In 1927 a large new recreation hall was provided, designed to blend in with the original building but constructed from pre‑cast concrete as well as red sandstone rubble, instead of the dressed stone used on the original buildings. The hall was large enough to take 400 patients and staff, and could be used as a theatre, cinema or dance hall as well as for less formal gatherings. The projecting bay on the photograph below contained a small kitchen.
In 1936 a new nurses’ home was built in a chunky manner with Baronial traces. It was deliberately constructed from materials which would blend in with the principal block. It provided accommodation for 100 nursing and domestic staff. Two isolation blocks were built around the same time for TB and Typhoid.
The last major building scheme was the construction of a chapel which was dedicated in 1963. It was designed by W. W. Mitchell of Alexander Ross & Son to accommodate 300 people. It is very simple in style, owing its origin to plain seventeenth‑ and eighteenth‑century kirks. Indeed, its birdcage bellcote could have come from such a building, though this church was interdenominational.

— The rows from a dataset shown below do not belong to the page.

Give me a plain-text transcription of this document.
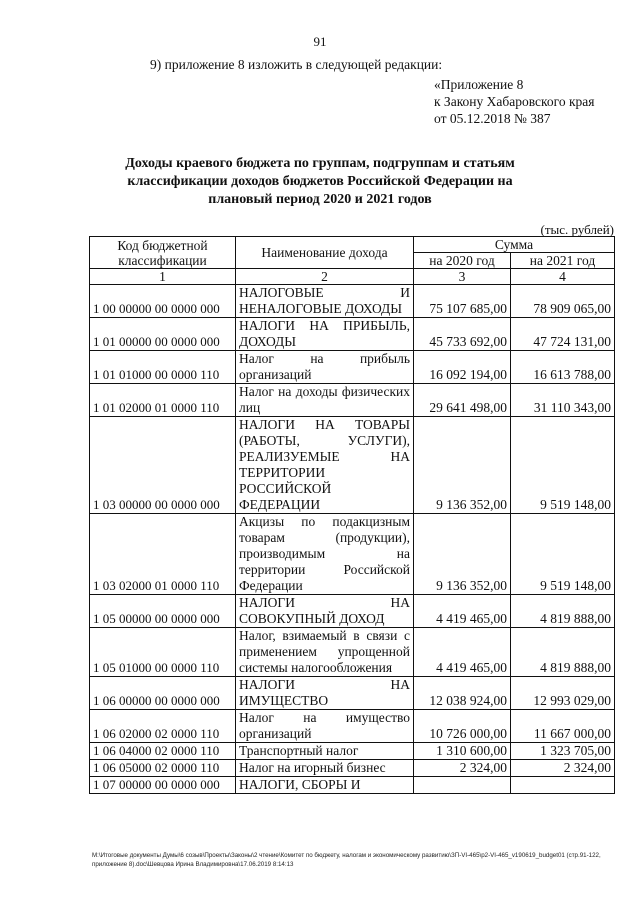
91
9) приложение 8 изложить в следующей редакции:
«Приложение 8
к Закону Хабаровского края
от 05.12.2018 № 387
Доходы краевого бюджета по группам, подгруппам и статьям классификации доходов бюджетов Российской Федерации на плановый период 2020 и 2021 годов
(тыс. рублей)
Код бюджетной классификации	Наименование дохода	Сумма	
		на 2020 год	на 2021 год
1	2	3	4
1 00 00000 00 0000 000	НАЛОГОВЫЕ И НЕНАЛОГОВЫЕ ДОХОДЫ	75 107 685,00	78 909 065,00
1 01 00000 00 0000 000	НАЛОГИ НА ПРИБЫЛЬ, ДОХОДЫ	45 733 692,00	47 724 131,00
1 01 01000 00 0000 110	Налог на прибыль организаций	16 092 194,00	16 613 788,00
1 01 02000 01 0000 110	Налог на доходы физических лиц	29 641 498,00	31 110 343,00
1 03 00000 00 0000 000	НАЛОГИ НА ТОВАРЫ (РАБОТЫ, УСЛУГИ), РЕАЛИЗУЕМЫЕ НА ТЕРРИТОРИИ РОССИЙСКОЙ ФЕДЕРАЦИИ	9 136 352,00	9 519 148,00
1 03 02000 01 0000 110	Акцизы по подакцизным товарам (продукции), производимым на территории Российской Федерации	9 136 352,00	9 519 148,00
1 05 00000 00 0000 000	НАЛОГИ НА СОВОКУПНЫЙ ДОХОД	4 419 465,00	4 819 888,00
1 05 01000 00 0000 110	Налог, взимаемый в связи с применением упрощенной системы налогообложения	4 419 465,00	4 819 888,00
1 06 00000 00 0000 000	НАЛОГИ НА ИМУЩЕСТВО	12 038 924,00	12 993 029,00
1 06 02000 02 0000 110	Налог на имущество организаций	10 726 000,00	11 667 000,00
1 06 04000 02 0000 110	Транспортный налог	1 310 600,00	1 323 705,00
1 06 05000 02 0000 110	Налог на игорный бизнес	2 324,00	2 324,00
1 07 00000 00 0000 000	НАЛОГИ, СБОРЫ И		
М:\Итоговые документы Думы\6 созыв\Проекты\Законы\2 чтение\Комитет по бюджету, налогам и экономическому развитию\ЗП-VI-465\р2-VI-465_v190619_budget01 (стр.91-122, приложение 8).doc\Шевцова Ирина Владимировна\17.06.2019 8:14:13
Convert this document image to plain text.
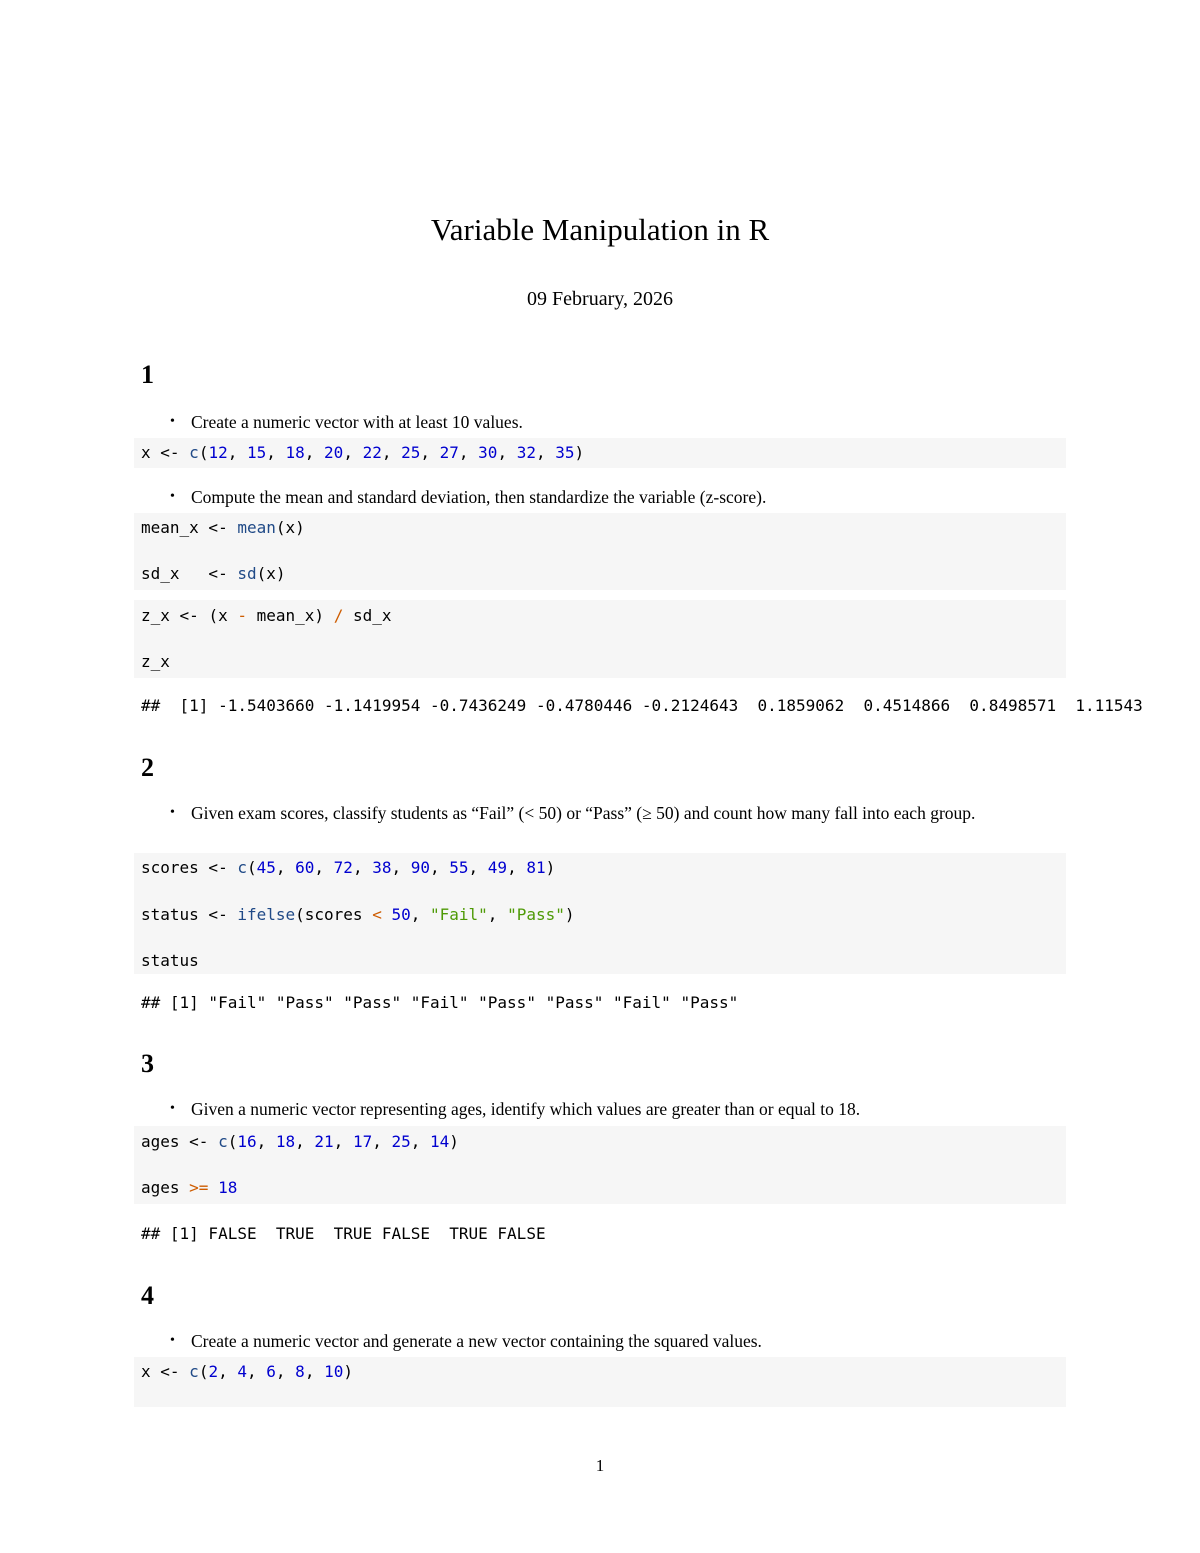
Variable Manipulation in R
09 February, 2026
1
• Create a numeric vector with at least 10 values.
x <- c(12, 15, 18, 20, 22, 25, 27, 30, 32, 35)
• Compute the mean and standard deviation, then standardize the variable (z-score).
mean_x <- mean(x)
sd_x   <- sd(x)
z_x <- (x - mean_x) / sd_x
z_x
##  [1] -1.5403660 -1.1419954 -0.7436249 -0.4780446 -0.2124643  0.1859062  0.4514866  0.8498571  1.11543
2
• Given exam scores, classify students as “Fail” (< 50) or “Pass” (≥ 50) and count how many fall into each group.
scores <- c(45, 60, 72, 38, 90, 55, 49, 81)
status <- ifelse(scores < 50, "Fail", "Pass")
status
## [1] "Fail" "Pass" "Pass" "Fail" "Pass" "Pass" "Fail" "Pass"
3
• Given a numeric vector representing ages, identify which values are greater than or equal to 18.
ages <- c(16, 18, 21, 17, 25, 14)
ages >= 18
## [1] FALSE  TRUE  TRUE FALSE  TRUE FALSE
4
• Create a numeric vector and generate a new vector containing the squared values.
x <- c(2, 4, 6, 8, 10)
1
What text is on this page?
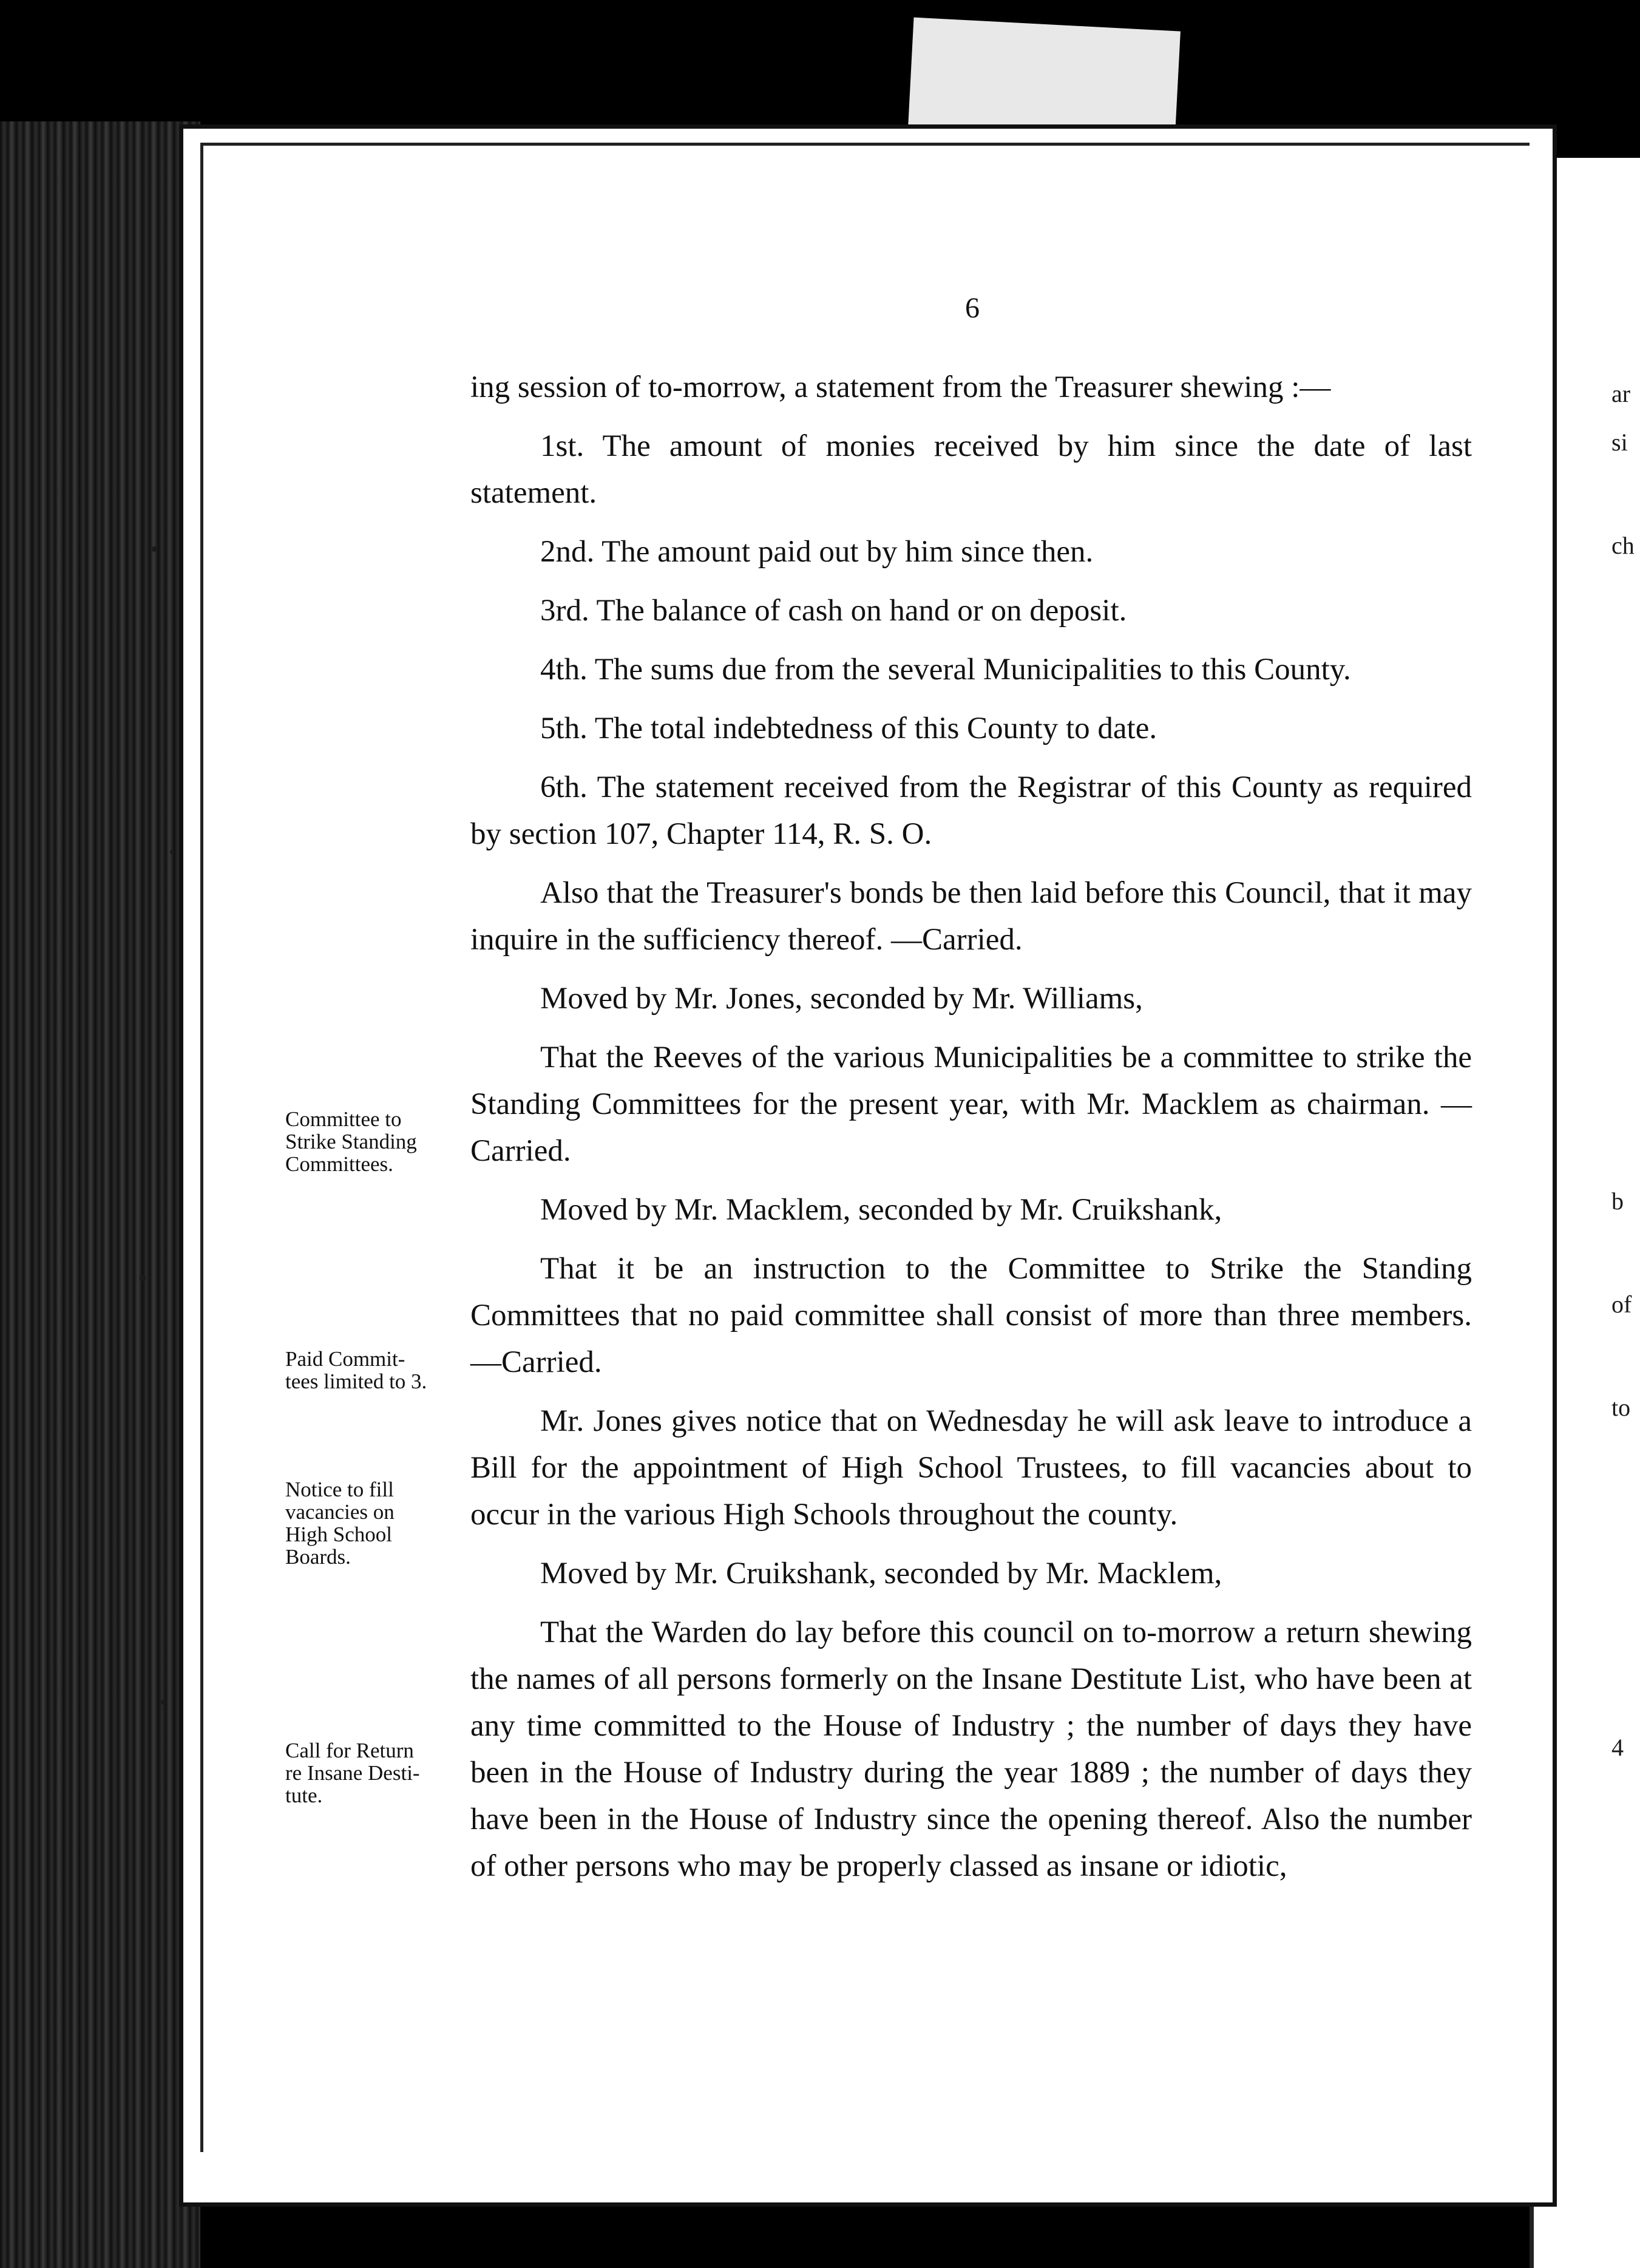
6

ing session of to-morrow, a statement from the Treasurer shewing :—

1st. The amount of monies received by him since the date of last statement.

2nd. The amount paid out by him since then.

3rd. The balance of cash on hand or on deposit.

4th. The sums due from the several Municipalities to this County.

5th. The total indebtedness of this County to date.

6th. The statement received from the Registrar of this County as required by section 107, Chapter 114, R. S. O.

Also that the Treasurer's bonds be then laid before this Council, that it may inquire in the sufficiency thereof. —Carried.

Moved by Mr. Jones, seconded by Mr. Williams,

That the Reeves of the various Municipalities be a committee to strike the Standing Committees for the present year, with Mr. Macklem as chairman. —Carried.

Moved by Mr. Macklem, seconded by Mr. Cruikshank,

That it be an instruction to the Committee to Strike the Standing Committees that no paid committee shall consist of more than three members. —Carried.

Mr. Jones gives notice that on Wednesday he will ask leave to introduce a Bill for the appointment of High School Trustees, to fill vacancies about to occur in the various High Schools throughout the county.

Moved by Mr. Cruikshank, seconded by Mr. Macklem,

That the Warden do lay before this council on to-morrow a return shewing the names of all persons formerly on the Insane Destitute List, who have been at any time committed to the House of Industry ; the number of days they have been in the House of Industry during the year 1889 ; the number of days they have been in the House of Industry since the opening thereof. Also the number of other persons who may be properly classed as insane or idiotic,

Committee to
Strike Standing
Committees.
Paid Commit-
tees limited to 3.
Notice to fill
vacancies on
High School
Boards.
Call for Return
re Insane Desti-
tute.
ar
si
ch
b
of
to
4
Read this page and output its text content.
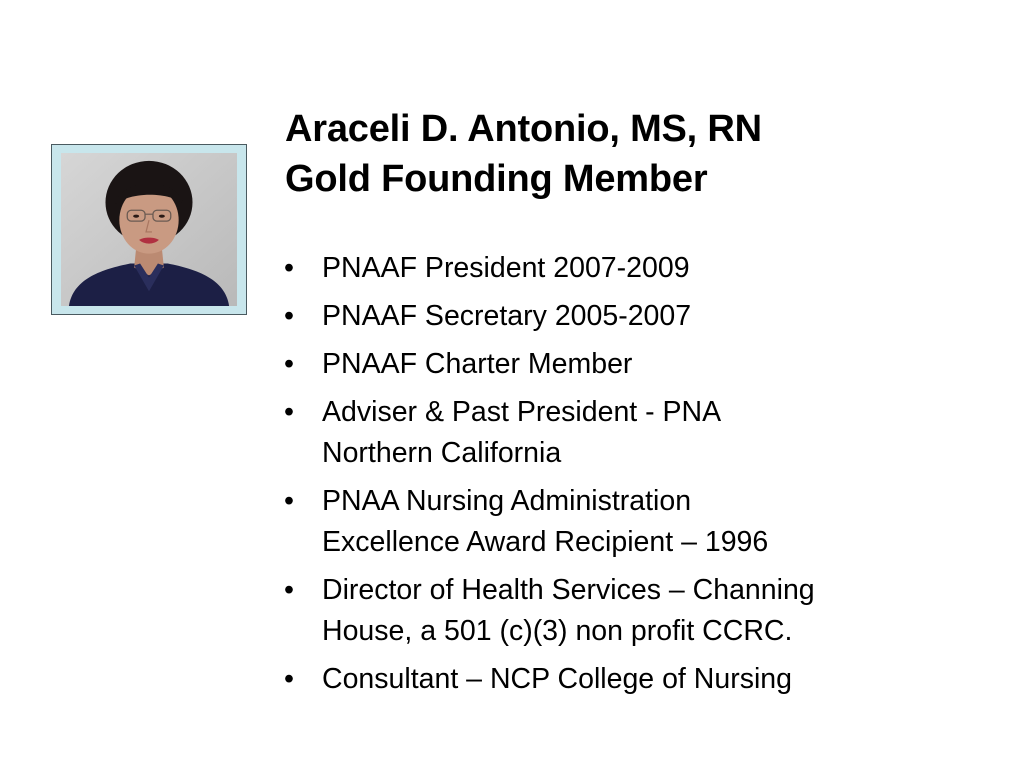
Araceli D. Antonio, MS, RN
Gold Founding Member
• PNAAF President 2007-2009
• PNAAF Secretary 2005-2007
• PNAAF Charter Member
• Adviser & Past President - PNA
Northern California
• PNAA Nursing Administration
Excellence Award Recipient – 1996
• Director of Health Services – Channing
House, a 501 (c)(3) non profit CCRC.
• Consultant – NCP College of Nursing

Craig Dunain Hospital was earmarked for closure in 1989. This took some years to accomplish, and the hospital only finally closed in 2000. Listed-building consent was applied for soon afterwards to redevelop the site for mixed use, including the demolition of several buildings on the site – including the 1960s chapel. The site was acquired by the developers, Robertson Residential and work began in 2006 to convert the original range into apartments.
But in 2007 an arson attack caused serious damage. Development shifted to less badly damaged parts of the old hospital, but many of the buildings had deteriorated and had for some time been on the register of historic Buildings at Risk. By 2013 only one part of the old building had been converted and occupied, although new housing had been built in the grounds, and works ground to a halt on the redevelopment of the historic core. To the north, New Craigs Psychiatric Hospital was built to replace both Craig Dunain and Craig Phadraig Hospital.
References 1. Inverness Courier, 16 June 1864, p.3
Sources: Records of the former Inverness District Asylum can be seen at the Highland Archive Centre in Inverness The Builder, 6 Aug. 1859, p.527: Architect & Building News, 8 April 1932, p.56: Highland Health Board Archives, Booklet on hospital.